DESCRIPTION (provided by applicant): Glaucoma is a disease characterized by visual field loss as a result of the death of retinal ganglion cells. Although increased intraocular pressure remains the most clearly defined risk factor for glaucoma, it is becoming clear that a wide range of other factors can also lead to ganglion cell loss. Pharmacological or surgical regulation of intraocular pressure can stabilize many patients but for some there is still a progressive loss of vision. Thus, there is an urgent need to develop new rational strategies to slow or prevent neuronal loss occurring in glaucoma. There is abundant evidence that the eye, like other regions of the CNS, contains endogenous neurotrophic/neuroprotective factors that function to limit cell injury. It is the basic premise of this proposal that these neuroprotective mechanisms can be exploited to prevent much of the cell death associated with diseases such as glaucoma. This proposal focuses on one neuroprotective molecule, CNTF, a factor that has already been shown to have potent neuroprotective effects in a number of CNS regions including the retina and is a leading candidate for slowing the progression of ganglion cell loss. In our preliminary data we present evidence that CNTF supports the survival of purified rat RGCs in low density cultures and that its downstream effector STAT3 prevents RGCs from degenerating in ischemia- reperfusion injury. We now propose a series of experiments to test if RGCs can be prevented from dying in the presence of toxic levels of glutamate by CNTF. In a first aim we will define the pathways used by CNTF to exert its protective action. Second, we will examine whether Muller glia can respond to CNTF and provide synergistic protection to RGCs by the secretion of additional neuroprotective factors or a range of other responses. Finally we will test whether the protective pathways activated by CNTF lead to a reduction in reactive oxygen species generation by mitochondria through the activation of mitochondrial uncoupling proteins. PUBLIC HEALTH RELEVANCE: Glaucoma is a blinding disease that affects over 65 million people worldwide. There is still not a good understanding of the basic biochemical mechanisms which cause the death of retinal cells and subsequent loss of vision. This research will identify some of these biochemical pathways. The results of this research will lead to the identification of target molecules for which new therapeutic drugs can be designed.

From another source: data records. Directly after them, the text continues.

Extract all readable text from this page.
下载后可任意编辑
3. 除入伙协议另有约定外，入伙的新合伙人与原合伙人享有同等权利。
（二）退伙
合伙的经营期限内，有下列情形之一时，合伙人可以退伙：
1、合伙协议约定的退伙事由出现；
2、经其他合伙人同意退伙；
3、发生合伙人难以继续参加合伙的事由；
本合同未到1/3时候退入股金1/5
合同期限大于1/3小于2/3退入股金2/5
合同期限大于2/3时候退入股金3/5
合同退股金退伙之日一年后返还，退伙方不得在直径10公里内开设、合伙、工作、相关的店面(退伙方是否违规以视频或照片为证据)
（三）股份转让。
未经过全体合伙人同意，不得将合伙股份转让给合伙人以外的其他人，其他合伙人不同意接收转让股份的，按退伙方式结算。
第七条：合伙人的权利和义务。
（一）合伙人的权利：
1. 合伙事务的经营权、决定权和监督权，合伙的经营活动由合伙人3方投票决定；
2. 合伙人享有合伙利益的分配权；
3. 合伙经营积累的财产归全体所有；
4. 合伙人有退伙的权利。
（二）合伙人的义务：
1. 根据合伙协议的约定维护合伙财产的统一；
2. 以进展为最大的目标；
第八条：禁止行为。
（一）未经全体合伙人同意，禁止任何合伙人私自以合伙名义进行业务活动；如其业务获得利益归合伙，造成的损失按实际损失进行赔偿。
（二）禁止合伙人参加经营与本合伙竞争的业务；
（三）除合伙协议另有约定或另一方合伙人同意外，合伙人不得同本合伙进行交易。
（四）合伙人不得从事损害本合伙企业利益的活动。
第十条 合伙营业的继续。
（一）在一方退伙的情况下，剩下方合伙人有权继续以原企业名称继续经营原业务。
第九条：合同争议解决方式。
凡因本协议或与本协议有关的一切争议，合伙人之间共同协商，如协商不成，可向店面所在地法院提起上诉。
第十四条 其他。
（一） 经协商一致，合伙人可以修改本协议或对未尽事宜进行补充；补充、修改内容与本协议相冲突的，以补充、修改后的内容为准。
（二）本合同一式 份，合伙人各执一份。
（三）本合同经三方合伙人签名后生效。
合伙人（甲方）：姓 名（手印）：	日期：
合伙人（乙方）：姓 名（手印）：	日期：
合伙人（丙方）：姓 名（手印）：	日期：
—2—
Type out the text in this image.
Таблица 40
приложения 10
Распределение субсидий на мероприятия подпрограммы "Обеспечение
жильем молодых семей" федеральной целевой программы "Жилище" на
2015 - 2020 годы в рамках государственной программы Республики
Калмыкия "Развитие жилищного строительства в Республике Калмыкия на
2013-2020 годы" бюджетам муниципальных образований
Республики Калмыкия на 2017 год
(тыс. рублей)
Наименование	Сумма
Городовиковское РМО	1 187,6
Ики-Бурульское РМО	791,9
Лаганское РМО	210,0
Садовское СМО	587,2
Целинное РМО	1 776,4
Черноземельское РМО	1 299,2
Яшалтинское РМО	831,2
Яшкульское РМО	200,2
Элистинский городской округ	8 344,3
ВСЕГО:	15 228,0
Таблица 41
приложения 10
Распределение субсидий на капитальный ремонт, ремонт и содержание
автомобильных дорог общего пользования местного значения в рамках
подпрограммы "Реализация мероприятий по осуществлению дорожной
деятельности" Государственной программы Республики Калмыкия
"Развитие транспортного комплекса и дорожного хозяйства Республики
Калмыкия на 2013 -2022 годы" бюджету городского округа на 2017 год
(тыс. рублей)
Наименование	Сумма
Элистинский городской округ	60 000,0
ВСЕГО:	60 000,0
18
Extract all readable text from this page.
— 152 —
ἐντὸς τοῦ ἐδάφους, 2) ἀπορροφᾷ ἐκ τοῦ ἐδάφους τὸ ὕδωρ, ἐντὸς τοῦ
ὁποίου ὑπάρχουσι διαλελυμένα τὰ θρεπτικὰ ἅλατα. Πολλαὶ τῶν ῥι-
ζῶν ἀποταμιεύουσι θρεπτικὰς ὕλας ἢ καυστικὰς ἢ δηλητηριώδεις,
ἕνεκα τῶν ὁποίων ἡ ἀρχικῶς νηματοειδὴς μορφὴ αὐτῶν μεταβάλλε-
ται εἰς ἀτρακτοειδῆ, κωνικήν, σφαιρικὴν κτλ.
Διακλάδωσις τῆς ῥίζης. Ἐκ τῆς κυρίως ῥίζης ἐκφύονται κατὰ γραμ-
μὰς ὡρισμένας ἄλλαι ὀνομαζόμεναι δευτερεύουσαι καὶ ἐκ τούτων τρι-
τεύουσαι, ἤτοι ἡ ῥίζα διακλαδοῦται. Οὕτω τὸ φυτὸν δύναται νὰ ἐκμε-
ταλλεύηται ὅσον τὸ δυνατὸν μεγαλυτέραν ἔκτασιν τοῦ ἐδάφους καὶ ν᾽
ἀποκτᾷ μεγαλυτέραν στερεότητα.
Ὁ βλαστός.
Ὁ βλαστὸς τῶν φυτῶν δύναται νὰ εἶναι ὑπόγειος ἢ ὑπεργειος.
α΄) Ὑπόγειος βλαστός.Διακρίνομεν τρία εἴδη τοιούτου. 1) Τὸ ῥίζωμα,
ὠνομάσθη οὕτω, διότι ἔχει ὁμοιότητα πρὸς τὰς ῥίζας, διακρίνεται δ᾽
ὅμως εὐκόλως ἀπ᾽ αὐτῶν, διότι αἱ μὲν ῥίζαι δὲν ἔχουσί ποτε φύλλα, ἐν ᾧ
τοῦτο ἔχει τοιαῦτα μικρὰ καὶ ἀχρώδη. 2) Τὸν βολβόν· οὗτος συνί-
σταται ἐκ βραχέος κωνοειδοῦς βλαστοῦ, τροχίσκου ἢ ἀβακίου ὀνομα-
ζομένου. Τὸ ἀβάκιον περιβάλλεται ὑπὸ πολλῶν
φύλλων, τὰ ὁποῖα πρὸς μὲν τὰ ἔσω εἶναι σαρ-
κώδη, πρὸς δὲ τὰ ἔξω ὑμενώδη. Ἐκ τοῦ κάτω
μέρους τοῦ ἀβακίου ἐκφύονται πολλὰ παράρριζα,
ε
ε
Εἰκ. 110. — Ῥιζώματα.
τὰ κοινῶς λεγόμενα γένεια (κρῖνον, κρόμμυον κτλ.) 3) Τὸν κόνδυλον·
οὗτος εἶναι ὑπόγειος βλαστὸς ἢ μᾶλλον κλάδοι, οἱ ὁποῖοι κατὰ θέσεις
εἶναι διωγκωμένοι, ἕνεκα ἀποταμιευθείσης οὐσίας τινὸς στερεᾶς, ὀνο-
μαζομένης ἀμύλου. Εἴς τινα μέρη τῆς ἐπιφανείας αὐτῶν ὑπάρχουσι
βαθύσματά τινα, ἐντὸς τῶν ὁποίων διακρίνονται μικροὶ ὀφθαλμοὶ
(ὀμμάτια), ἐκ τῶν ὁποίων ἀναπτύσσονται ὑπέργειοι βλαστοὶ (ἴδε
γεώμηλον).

描述（由申请人提供）：青光眼是视网膜神经节细胞死亡的视野丧失的一种疾病。尽管人眼压增加仍然是青光眼最明确定义的危险因素，但越来越明显的是，许多其他因素也会导致神经节细胞损失。眼内压的药理或外科手术调节可以稳定许多患者，但对于某些患者来说，视力仍在逐渐丧失。因此，迫切需要制定新的理性策略，以减缓或预防青光眼中发生神经元丧失。 有充分的证据表明，与中枢神经系统的其他区域一样，眼睛包含内源性神经营养/神经保护因子，这些因素可限制细胞损伤。该提议的基本前提是，可以利用这些神经保护机制来防止与青光眼等疾病相关的大部分细胞死亡。该建议的重点是一个神经保护分子CNTF，这一因素已被证明在包括视网膜在内的许多CNS区域中具有有效的神经保护作用，并且是减缓神经节细胞损失进展的主要候选者。 在我们的初步数据中，我们提供了证据，表明CNTF支持低密度培养物中纯化的大鼠RGC的存活，其下游效应子STAT3可阻止RGC在缺血再灌注损伤中退化。现在，我们提出了一系列实验，以测试在CNTF存在有毒水平的谷氨酸毒性水平的情况下是否可以防止RGC死亡。在第一个目标中，我们将定义CNTF用来发挥其保护作用的途径。其次，我们将检查Muller Glia是否可以通过分泌其他神经保护因素或一系列其他反应来对CNTF做出反应并为RGC提供协同保护。最后，我们将测试CNTF激活的保护途径是否通过激活线粒体解偶联蛋白而导致线粒体产生活性氧的产生。 公共卫生相关性：青光眼是一种盲目疾病，影响了全球超过6500万人。仍然对导致视网膜细胞死亡和随后视力丧失的基本生化机制仍然没有很好的了解。这项研究将确定其中一些生化途径。这项研究的结果将导致鉴定可以设计新的治疗药物的靶分子。